While Race and the majority of his co-stars were a throwback to a more innocent age, the issues affecting the game in the 70s and 80s were tackled head on by Boskovic. The manager's chilling warning to the Danefield fans – "Just let one of you cause any trouble and I will make sure you never want to see a football match anywhere ever again" – bristles with genuine menace and reflects a time when some in the game were advocating the birching of hooligans, preferably on the pitch at half-time.
He wasn't the only one who broke free of the past. Scoop's Jon Stark, match-winner for hire, heralded some of the traits of the modern player. Here was a self-styled "soccer mercenary" who was self-employed, accepted no fee if the team that hired him lost but charged £1,000 a victory and £250 a goal in a winning cause. Cherished by fans and hated by chairmen, he was the first footballer of fortune and may have been a visionary. Who can say that the days when players sell their loyalty in 90-minute portions will never dawn?
Comics provided my first football lessons but by the time I was 11 they had been usurped by a more serious publication, Football Handbook. With its in-depth profiles and tactical features, the piecework magazine gave the young supporter a football education alongside trying to sell you binders. Indeed, armed only with its chalkboard-style reproduction of goals and a library copy of Malcolm Allison's Soccer for Thinkers you had all the tools required to deconstruct the game and become an insufferable know-all.
Yet, although Roy of the Rovers and its imitators were juvenile in comparison to the more erudite pamphlet, the myth-making did have a profound effect. Shoot! and Match, whose glossy pages festooned many a bedroom wall, were preoccupied with the present and the attempt to make celebrities of footballers whose life's ambition was to meet Barbra Streisand. Roy Race schooled you in the romance of the game – no cause was ever truly lost, the little guy always has a chance against the big guy and dogged endeavour will always bring its own rewards. Without it there would have been no How Steeple Sinderby Wanderers Won the FA Cup and perhaps not even fictional football's Everest – Ripping Yarns' Golden Gordon.
Apart from Foul and the Football League Review, there was little to sustain the adult supporter.

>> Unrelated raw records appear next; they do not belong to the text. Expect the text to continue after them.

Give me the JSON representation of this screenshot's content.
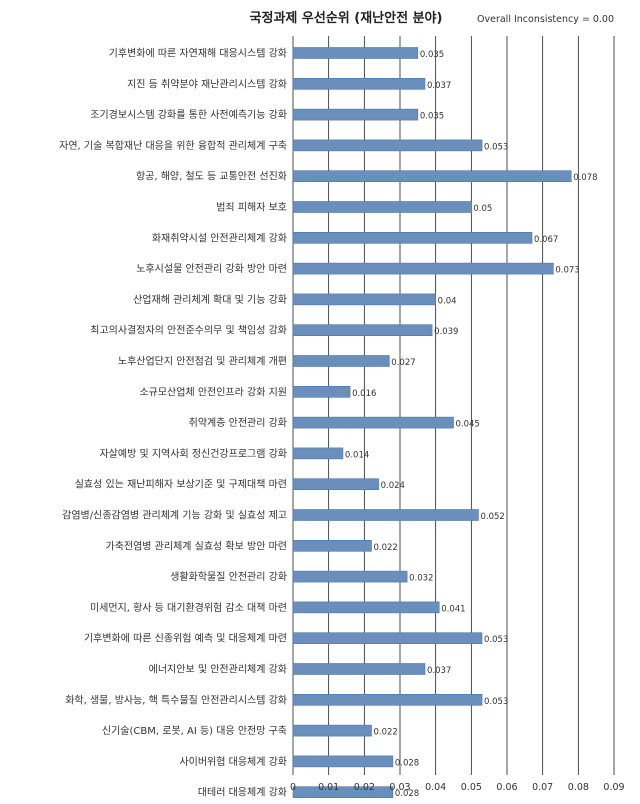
{
  "chart_data": {
    "type": "bar",
    "orientation": "horizontal",
    "title": "국정과제 우선순위 (재난안전 분야)",
    "subtitle": "Overall Inconsistency = 0.00",
    "categories": [
      "기후변화에 따른 자연재해 대응시스템 강화",
      "지진 등 취약분야 재난관리시스템 강화",
      "조기경보시스템 강화를 통한 사전예측기능 강화",
      "자연, 기술 복합재난 대응을 위한 융합적 관리체계 구축",
      "항공, 해양, 철도 등 교통안전 선진화",
      "범죄 피해자 보호",
      "화재취약시설 안전관리체계 강화",
      "노후시설물 안전관리 강화 방안 마련",
      "산업재해 관리체계 확대 및 기능 강화",
      "최고의사결정자의 안전준수의무 및 책임성 강화",
      "노후산업단지 안전점검 및 관리체계 개편",
      "소규모산업체 안전인프라 강화 지원",
      "취약계층 안전관리 강화",
      "자살예방 및 지역사회 정신건강프로그램 강화",
      "실효성 있는 재난피해자 보상기준 및 구제대책 마련",
      "감염병/신종감염병 관리체계 기능 강화 및 실효성 제고",
      "가축전염병 관리체계 실효성 확보 방안 마련",
      "생활화학물질 안전관리 강화",
      "미세먼지, 황사 등 대기환경위험 감소 대책 마련",
      "기후변화에 따른 신종위험 예측 및 대응체계 마련",
      "에너지안보 및 안전관리체계 강화",
      "화학, 생물, 방사능, 핵 특수물질 안전관리시스템 강화",
      "신기술(CBM, 로봇, AI 등) 대응 안전망 구축",
      "사이버위협 대응체계 강화",
      "대테러 대응체계 강화"
    ],
    "values": [
      0.035,
      0.037,
      0.035,
      0.053,
      0.078,
      0.05,
      0.067,
      0.073,
      0.04,
      0.039,
      0.027,
      0.016,
      0.045,
      0.014,
      0.024,
      0.052,
      0.022,
      0.032,
      0.041,
      0.053,
      0.037,
      0.053,
      0.022,
      0.028,
      0.028
    ],
    "value_labels": [
      "0.035",
      "0.037",
      "0.035",
      "0.053",
      "0.078",
      "0.05",
      "0.067",
      "0.073",
      "0.04",
      "0.039",
      "0.027",
      "0.016",
      "0.045",
      "0.014",
      "0.024",
      "0.052",
      "0.022",
      "0.032",
      "0.041",
      "0.053",
      "0.037",
      "0.053",
      "0.022",
      "0.028",
      "0.028"
    ],
    "x_ticks": [
      "0",
      "0.01",
      "0.02",
      "0.03",
      "0.04",
      "0.05",
      "0.06",
      "0.07",
      "0.08",
      "0.09"
    ],
    "xlim": [
      0,
      0.09
    ],
    "xlabel": "",
    "ylabel": "",
    "grid": "vertical",
    "legend": "none",
    "bar_color": "#6a8fbc",
    "bar_edge_color": "#4e76a6"
  }
}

Children had Blackie Gray, Hot Shot Hamish and Nipper Lawrence every week to hook them in and nurture a lifelong love. Roy of the Rovers never really recovered from being mercilessly and hilariously parodied in Viz's Billy the Fish, which highlighted the clash between its out-of-date values and the ever-more convoluted story lines that tried to make it exciting for a dwindling audience. But the spoof was funny because of the affection the original had inspired.
Now, when children are being priced out of going to games and with magazines and TV programmes aimed at an older audience, the strip's demise in 1995 after 41 years severed a link between young supporters and football, one that clubs may yet come to mourn with future generations. That is why his fleeting reappearance this week is more than a dose of retro-kitsch sentimentality. Of course it is anachronistic, it always was, but its fate is a real shame.